Photography: seeing through a beginner’s lens

Friday, 19 June 2015

Full Frame vs Crop Sensor

Seeing everything vs seeing some of it. Confused huh, so was I. When talking about DSLR's you will hear people say I have a full frame and I will never go back to a crop sensor camera again. What they are in fact referring to is the size of the sensor of the camera. If you want to get really number specific, older film cameras had a film size of 35mm so a full frame camera's sensor had basically the same size as this, a crop sensor camera would be less. How does this translate to you? Well the easiest way is to show you.
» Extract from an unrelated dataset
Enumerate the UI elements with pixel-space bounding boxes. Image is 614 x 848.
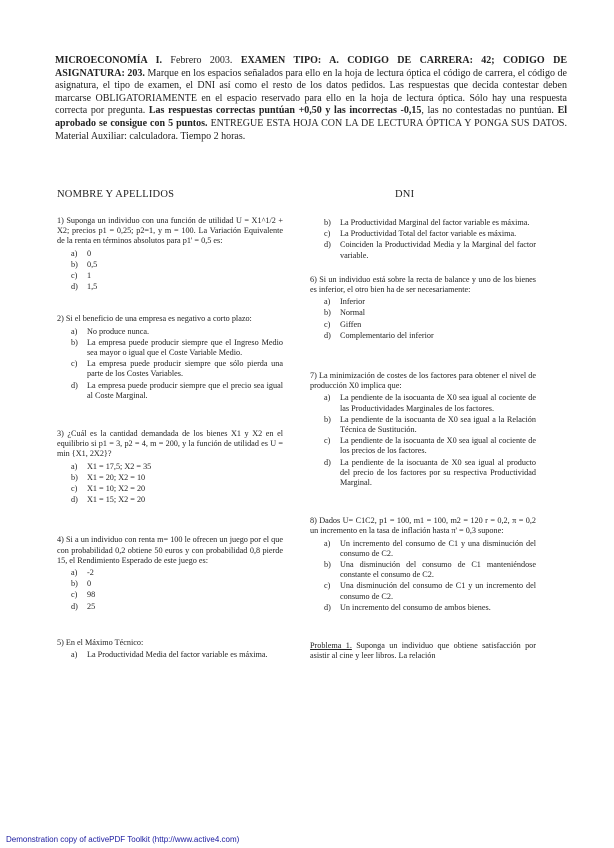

If you look at the photograph below you will see a red square, basically if you were using a crop sensor camera (such as the Canon T3i Rebel) that is the image you would actually see, whereas if you were using a full frame camera such as the Canon 5d MkIII your image would be the entire photo.
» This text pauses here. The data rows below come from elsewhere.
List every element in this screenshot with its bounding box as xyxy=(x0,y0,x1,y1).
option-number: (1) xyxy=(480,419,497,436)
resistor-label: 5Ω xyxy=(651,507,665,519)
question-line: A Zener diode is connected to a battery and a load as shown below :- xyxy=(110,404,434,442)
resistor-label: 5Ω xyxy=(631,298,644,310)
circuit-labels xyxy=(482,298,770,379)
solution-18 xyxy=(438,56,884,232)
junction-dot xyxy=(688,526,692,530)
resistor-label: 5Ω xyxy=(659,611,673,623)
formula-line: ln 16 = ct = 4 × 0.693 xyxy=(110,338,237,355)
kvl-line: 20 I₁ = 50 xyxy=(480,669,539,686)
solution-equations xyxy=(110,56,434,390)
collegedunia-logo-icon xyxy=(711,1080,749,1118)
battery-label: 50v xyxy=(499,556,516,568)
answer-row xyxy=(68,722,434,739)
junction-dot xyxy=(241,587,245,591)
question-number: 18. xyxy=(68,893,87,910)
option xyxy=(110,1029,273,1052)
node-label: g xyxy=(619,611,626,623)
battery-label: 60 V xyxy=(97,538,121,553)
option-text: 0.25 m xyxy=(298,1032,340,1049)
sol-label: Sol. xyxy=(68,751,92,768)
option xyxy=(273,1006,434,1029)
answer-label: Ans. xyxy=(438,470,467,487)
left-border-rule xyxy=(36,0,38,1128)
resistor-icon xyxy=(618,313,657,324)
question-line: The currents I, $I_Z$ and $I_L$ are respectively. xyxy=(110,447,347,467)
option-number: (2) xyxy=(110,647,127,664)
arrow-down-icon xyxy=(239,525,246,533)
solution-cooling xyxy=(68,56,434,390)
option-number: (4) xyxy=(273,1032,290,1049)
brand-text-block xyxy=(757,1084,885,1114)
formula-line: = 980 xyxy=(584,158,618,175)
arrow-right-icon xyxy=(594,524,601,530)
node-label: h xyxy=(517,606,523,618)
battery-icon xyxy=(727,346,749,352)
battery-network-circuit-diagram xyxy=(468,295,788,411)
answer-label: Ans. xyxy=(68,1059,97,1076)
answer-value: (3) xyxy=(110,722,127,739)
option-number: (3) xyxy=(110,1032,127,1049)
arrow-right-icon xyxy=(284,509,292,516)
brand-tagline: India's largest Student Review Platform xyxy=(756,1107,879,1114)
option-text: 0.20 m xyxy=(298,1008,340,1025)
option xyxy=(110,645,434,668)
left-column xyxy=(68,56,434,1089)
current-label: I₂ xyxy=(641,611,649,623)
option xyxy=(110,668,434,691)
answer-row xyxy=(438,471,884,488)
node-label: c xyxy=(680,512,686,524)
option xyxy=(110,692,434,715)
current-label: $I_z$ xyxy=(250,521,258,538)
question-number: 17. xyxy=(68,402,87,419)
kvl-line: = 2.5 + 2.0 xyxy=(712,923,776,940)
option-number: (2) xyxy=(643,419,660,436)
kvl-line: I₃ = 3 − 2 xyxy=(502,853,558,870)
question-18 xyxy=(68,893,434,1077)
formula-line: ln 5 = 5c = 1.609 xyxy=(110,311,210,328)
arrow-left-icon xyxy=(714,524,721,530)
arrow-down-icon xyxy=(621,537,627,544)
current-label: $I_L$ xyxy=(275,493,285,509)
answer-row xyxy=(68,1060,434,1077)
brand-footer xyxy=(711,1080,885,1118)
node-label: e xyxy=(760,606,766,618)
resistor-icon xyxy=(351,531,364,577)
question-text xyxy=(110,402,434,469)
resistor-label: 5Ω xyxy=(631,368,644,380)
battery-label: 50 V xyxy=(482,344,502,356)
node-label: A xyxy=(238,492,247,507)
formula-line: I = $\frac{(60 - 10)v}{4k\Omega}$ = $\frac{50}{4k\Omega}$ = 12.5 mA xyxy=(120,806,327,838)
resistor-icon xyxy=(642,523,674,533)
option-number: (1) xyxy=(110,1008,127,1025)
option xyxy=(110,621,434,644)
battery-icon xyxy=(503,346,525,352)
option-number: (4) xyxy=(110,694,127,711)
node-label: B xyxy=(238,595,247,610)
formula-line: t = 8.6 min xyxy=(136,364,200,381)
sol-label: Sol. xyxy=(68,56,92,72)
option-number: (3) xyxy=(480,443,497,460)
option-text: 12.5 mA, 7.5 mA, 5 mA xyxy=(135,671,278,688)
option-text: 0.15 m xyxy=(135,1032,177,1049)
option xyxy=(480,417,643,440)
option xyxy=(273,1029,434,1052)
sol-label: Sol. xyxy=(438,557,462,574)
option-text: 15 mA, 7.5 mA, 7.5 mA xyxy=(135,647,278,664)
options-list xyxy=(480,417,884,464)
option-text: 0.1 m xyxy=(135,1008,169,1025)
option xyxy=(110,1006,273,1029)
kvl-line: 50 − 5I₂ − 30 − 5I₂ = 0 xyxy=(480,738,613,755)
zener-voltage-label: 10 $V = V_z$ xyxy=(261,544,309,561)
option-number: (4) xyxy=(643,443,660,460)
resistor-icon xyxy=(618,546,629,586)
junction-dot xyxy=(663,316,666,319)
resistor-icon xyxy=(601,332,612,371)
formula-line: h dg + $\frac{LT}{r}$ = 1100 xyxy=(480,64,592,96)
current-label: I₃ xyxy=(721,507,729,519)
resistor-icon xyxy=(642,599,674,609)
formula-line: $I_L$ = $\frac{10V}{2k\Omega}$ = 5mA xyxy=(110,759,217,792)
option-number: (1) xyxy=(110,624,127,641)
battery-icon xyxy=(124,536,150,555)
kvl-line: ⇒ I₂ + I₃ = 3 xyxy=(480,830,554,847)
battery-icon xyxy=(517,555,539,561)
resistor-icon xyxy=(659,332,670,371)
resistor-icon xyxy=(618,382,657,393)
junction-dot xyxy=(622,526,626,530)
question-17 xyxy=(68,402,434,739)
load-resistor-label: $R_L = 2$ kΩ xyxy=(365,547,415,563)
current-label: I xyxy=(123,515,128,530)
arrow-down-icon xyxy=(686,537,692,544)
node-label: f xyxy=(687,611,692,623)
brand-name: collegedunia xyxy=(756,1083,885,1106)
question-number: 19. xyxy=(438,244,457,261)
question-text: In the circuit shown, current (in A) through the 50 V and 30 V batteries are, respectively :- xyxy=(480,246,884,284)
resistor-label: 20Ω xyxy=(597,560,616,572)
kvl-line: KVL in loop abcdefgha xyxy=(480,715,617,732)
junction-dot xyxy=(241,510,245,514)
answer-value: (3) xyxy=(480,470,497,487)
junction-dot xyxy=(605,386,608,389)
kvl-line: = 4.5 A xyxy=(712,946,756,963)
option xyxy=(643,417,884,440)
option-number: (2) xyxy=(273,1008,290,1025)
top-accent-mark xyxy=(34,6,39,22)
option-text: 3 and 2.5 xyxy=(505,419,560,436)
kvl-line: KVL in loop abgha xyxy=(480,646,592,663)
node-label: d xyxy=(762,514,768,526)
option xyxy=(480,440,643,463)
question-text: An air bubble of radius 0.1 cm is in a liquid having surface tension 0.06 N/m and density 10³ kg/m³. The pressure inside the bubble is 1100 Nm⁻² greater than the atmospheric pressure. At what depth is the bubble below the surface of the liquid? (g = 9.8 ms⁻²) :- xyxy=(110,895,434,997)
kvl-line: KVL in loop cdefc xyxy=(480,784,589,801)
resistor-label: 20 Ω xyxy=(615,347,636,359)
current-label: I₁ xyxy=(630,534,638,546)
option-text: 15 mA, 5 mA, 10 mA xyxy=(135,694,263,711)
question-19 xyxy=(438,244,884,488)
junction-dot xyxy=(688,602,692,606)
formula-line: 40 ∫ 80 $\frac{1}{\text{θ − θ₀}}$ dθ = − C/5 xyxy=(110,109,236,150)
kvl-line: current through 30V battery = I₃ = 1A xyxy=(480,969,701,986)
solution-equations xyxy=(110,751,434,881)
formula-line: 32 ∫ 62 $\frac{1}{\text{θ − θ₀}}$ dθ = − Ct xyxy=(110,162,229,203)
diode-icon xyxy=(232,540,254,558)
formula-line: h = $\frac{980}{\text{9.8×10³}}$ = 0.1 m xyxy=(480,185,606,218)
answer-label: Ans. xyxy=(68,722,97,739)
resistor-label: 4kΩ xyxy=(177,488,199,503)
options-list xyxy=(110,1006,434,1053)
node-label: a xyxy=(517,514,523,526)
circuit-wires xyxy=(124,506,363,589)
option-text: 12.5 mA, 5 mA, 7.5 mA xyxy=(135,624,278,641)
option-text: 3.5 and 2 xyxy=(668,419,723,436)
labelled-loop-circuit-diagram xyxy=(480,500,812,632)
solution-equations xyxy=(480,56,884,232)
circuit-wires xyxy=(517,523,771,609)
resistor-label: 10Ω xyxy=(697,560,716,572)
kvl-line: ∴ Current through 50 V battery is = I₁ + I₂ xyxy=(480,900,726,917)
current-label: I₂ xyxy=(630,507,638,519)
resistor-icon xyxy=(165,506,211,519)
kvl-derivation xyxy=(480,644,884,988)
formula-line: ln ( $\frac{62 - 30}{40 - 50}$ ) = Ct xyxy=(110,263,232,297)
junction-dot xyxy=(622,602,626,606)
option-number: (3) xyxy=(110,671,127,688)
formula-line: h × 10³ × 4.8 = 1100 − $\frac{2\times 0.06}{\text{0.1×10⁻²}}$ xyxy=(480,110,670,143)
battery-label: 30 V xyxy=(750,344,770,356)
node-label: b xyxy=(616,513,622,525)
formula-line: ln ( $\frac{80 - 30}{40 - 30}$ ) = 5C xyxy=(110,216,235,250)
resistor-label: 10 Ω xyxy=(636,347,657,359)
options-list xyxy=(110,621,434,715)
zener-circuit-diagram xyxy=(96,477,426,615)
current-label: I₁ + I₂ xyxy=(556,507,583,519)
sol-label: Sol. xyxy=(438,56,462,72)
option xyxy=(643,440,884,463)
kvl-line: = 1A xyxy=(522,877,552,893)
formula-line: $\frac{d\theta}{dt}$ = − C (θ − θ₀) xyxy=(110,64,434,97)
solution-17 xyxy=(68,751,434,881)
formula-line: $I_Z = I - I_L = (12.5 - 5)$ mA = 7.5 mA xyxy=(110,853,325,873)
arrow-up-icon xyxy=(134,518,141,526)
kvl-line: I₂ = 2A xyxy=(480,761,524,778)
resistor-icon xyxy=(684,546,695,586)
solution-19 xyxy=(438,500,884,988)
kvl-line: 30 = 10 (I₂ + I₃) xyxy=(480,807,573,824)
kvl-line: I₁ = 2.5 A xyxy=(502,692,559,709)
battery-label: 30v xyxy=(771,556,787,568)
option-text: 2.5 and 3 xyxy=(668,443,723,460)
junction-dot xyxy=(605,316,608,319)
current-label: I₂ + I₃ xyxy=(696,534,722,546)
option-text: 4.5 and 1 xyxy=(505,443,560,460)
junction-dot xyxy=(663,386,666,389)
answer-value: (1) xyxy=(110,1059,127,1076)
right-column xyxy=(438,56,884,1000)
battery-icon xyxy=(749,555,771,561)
The full frame camera simply gives you more image to work with. Now do not disown a crop sensor camera simply because of that reason. One of the major advantages of crop sensor DSLR's is that they are usually cheaper, so if you don't have the cash to splurge on that full frame you can get a crop sensor. Also the other advantage is the "crop factor". 
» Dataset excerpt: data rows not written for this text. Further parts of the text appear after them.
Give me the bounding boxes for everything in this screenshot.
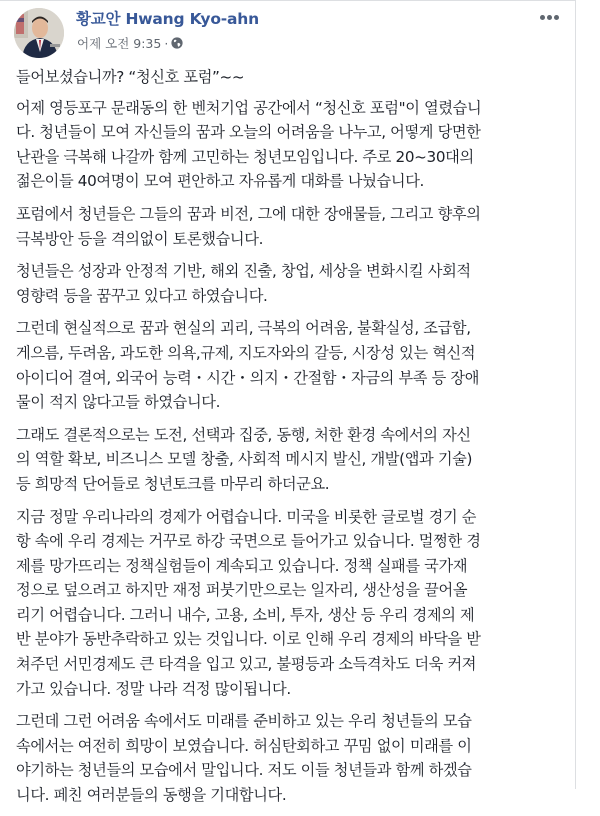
text-line: 들어보셨습니까? “청신호 포럼”~~	[16, 68, 245, 86]
post-paragraph	[16, 505, 564, 702]
text-line: 속에서는 여전히 희망이 보였습니다. 허심탄회하고 꾸밈 없이 미래를 이	[16, 736, 472, 755]
text-line: 아이디어 결여, 외국어 능력・시간・의지・간절함・자금의 부족 등 장애	[16, 368, 480, 387]
more-options-icon	[547, 15, 552, 20]
text-line: 의 역할 확보, 비즈니스 모델 창출, 사회적 메시지 발신, 개발(앱과 기술)	[16, 450, 473, 469]
text-line: 다. 청년들이 모여 자신들의 꿈과 오늘의 어려움을 나누고, 어떻게 당면한	[16, 123, 481, 142]
text-line: 청년들은 성장과 안정적 기반, 해외 진출, 창업, 세상을 변화시킬 사회적	[16, 262, 471, 281]
text-line: 가고 있습니다. 정말 나라 걱정 많이됩니다.	[16, 679, 291, 698]
text-line: 니다. 페친 여러분들의 동행을 기대합니다.	[16, 786, 287, 805]
text-line: 쳐주던 서민경제도 큰 타격을 입고 있고, 불평등과 소득격차도 더욱 커져	[16, 655, 477, 674]
post-paragraph-intro	[16, 65, 564, 90]
text-line: 그래도 결론적으로는 도전, 선택과 집중, 동행, 처한 환경 속에서의 자신	[16, 425, 471, 444]
post-paragraph	[16, 316, 564, 414]
profile-photo-icon	[14, 8, 64, 58]
text-line: 정으로 덮으려고 하지만 재정 퍼붓기만으로는 일자리, 생산성을 끌어올	[16, 581, 468, 600]
text-line: 지금 정말 우리나라의 경제가 어렵습니다. 미국을 비롯한 글로벌 경기 순	[16, 507, 477, 526]
text-line: 야기하는 청년들의 모습에서 말입니다. 저도 이들 청년들과 함께 하겠습	[16, 761, 472, 780]
text-line: 그런데 그런 어려움 속에서도 미래를 준비하고 있는 우리 청년들의 모습	[16, 712, 472, 731]
text-line: 그런데 현실적으로 꿈과 현실의 괴리, 극복의 어려움, 불확실성, 조급함,	[16, 319, 471, 338]
more-options-icon	[554, 15, 559, 20]
text-line: 극복방안 등을 격의없이 토론했습니다.	[16, 229, 264, 248]
text-line: 게으름, 두려움, 과도한 의욕,규제, 지도자와의 갈등, 시장성 있는 혁신적	[16, 343, 476, 362]
text-line: 리기 어렵습니다. 그러니 내수, 고용, 소비, 투자, 생산 등 우리 경제의 제	[16, 605, 475, 624]
text-line: 난관을 극복해 나갈까 함께 고민하는 청년모임입니다. 주로 20~30대의	[16, 147, 474, 166]
avatar[interactable]	[14, 8, 64, 58]
more-options-icon	[540, 15, 545, 20]
post-header	[0, 1, 575, 61]
post-paragraph	[16, 709, 564, 807]
post-meta	[77, 34, 183, 52]
globe-icon[interactable]	[171, 37, 183, 49]
text-line: 어제 영등포구 문래동의 한 벤처기업 공간에서 “청신호 포럼"이 열렸습니	[16, 98, 482, 117]
text-line: 물이 적지 않다고들 하였습니다.	[16, 393, 221, 412]
text-line: 항 속에 우리 경제는 거꾸로 하강 국면으로 들어가고 있습니다. 멀쩡한 경	[16, 532, 481, 551]
text-line: 젊은이들 40여명이 모여 편안하고 자유롭게 대화를 나눴습니다.	[16, 172, 424, 191]
text-line: 영향력 등을 꿈꾸고 있다고 하였습니다.	[16, 286, 268, 305]
post-paragraph	[16, 96, 564, 194]
post-paragraph	[16, 259, 564, 308]
post-paragraph	[16, 202, 564, 251]
post-timestamp[interactable]: 어제 오전 9:35	[77, 36, 162, 51]
text-line: 제를 망가뜨리는 정책실험들이 계속되고 있습니다. 정책 실패를 국가재	[16, 556, 468, 575]
text-line: 포럼에서 청년들은 그들의 꿈과 비전, 그에 대한 장애물들, 그리고 향후의	[16, 204, 481, 223]
text-line: 반 분야가 동반추락하고 있는 것입니다. 이로 인해 우리 경제의 바닥을 받	[16, 630, 481, 649]
author-name-link[interactable]: 황교안 Hwang Kyo-ahn	[76, 10, 259, 28]
more-options-button[interactable]	[540, 12, 562, 22]
meta-separator: ·	[164, 35, 169, 51]
post-paragraph	[16, 423, 564, 497]
text-line: 등 희망적 단어들로 청년토크를 마무리 하더군요.	[16, 474, 330, 493]
post-body	[16, 65, 564, 816]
Nikon cameras are either full frame (FX) or crop sensor 1.5x (DX) with a crop factor of 1.5x

Canon cameras are either full frame or crop sensor with a crop factor of 1.3x or 1.6x 

The crop factor comes in very handy for telephoto lenses. Say for example you have a 5dMkIII with a 300mm lens attached. That 300mm focal length is only 300mm, however if you were to attach that to a crop sensor camera with a crop factor of 1.6x then you effectively have a 480mm lens!!. More lens for your money, sadly though it works the same way for smaller lenses so that 35mm lens would really be 56mm on a crop sensor camera which makes getting wider angle shots a bit harder.